Unlike Al Qaeda and its affiliated groups, ISIS did nothing to hide itself and its activities. Not only did it believe in capturing territory and establishing a caliphate, it presented its exploits to the world through social media messages and video clips. Nor did it hide its recruitment drive. Its tactics were grounded in the theories expounded in the book Management of Savagery by an author who called himself Abu Bakr Naji.
At one point, Naji writes: “The great ‘power’ and that which causes the enemy to reflect one thousand times [is] a result of the ‘powers’ of the groups, whether they are groups of ‘vexation’ or groups of administration in the regions of savagery. The tie of religious loyalty between all of these groups is embodied in a covenant written in blood. The most important clause (of this covenant) is: ‘Blood for blood and destruction for destruction.’ Attaining a great ‘power’ makes the enemy unable to oppose it.”
As should be clear, this passage explains how IS responds to any attack by treating it as an attack against a unified group and body, the unified body being IS itself, whose struggle must continue unceasingly against infidels, both Muslims (those who oppose its exegetical worldview) and non-Muslims. The text remains central to IS operations and continues to inform its exceptional brutality.

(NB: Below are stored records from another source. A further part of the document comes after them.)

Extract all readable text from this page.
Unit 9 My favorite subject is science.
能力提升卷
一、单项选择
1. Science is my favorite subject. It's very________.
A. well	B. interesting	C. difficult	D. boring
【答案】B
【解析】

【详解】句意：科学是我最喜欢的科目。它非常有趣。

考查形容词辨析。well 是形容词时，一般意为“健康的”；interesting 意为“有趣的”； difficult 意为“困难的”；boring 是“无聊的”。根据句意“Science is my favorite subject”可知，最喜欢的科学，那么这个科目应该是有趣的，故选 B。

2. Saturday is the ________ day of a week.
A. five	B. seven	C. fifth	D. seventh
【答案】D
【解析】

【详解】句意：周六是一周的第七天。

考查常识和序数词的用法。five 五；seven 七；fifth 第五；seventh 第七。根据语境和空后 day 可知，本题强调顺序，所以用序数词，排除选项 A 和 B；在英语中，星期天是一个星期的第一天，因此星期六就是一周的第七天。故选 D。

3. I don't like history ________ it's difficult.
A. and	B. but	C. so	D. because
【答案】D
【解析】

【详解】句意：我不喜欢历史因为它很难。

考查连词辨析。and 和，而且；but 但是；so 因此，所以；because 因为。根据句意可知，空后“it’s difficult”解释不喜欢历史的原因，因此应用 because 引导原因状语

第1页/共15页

While multiple state and non-state actors managed to defeat ISIS in Syria and Iraq, after the final battle in Syria — fought in February 2019 at the town of Baghuz Fawqani near Deir ez Zaur, where Kurdish Syrian Democratic Forces managed to dislodge ISIS fighters through a series of ground assaults supported by the US-led coalition — hundreds of ISIS fighters managed to flee the Iraq-Syria theatre. Experts believe many went underground and have spread out. Dozens of them are also said to have reached Afghanistan.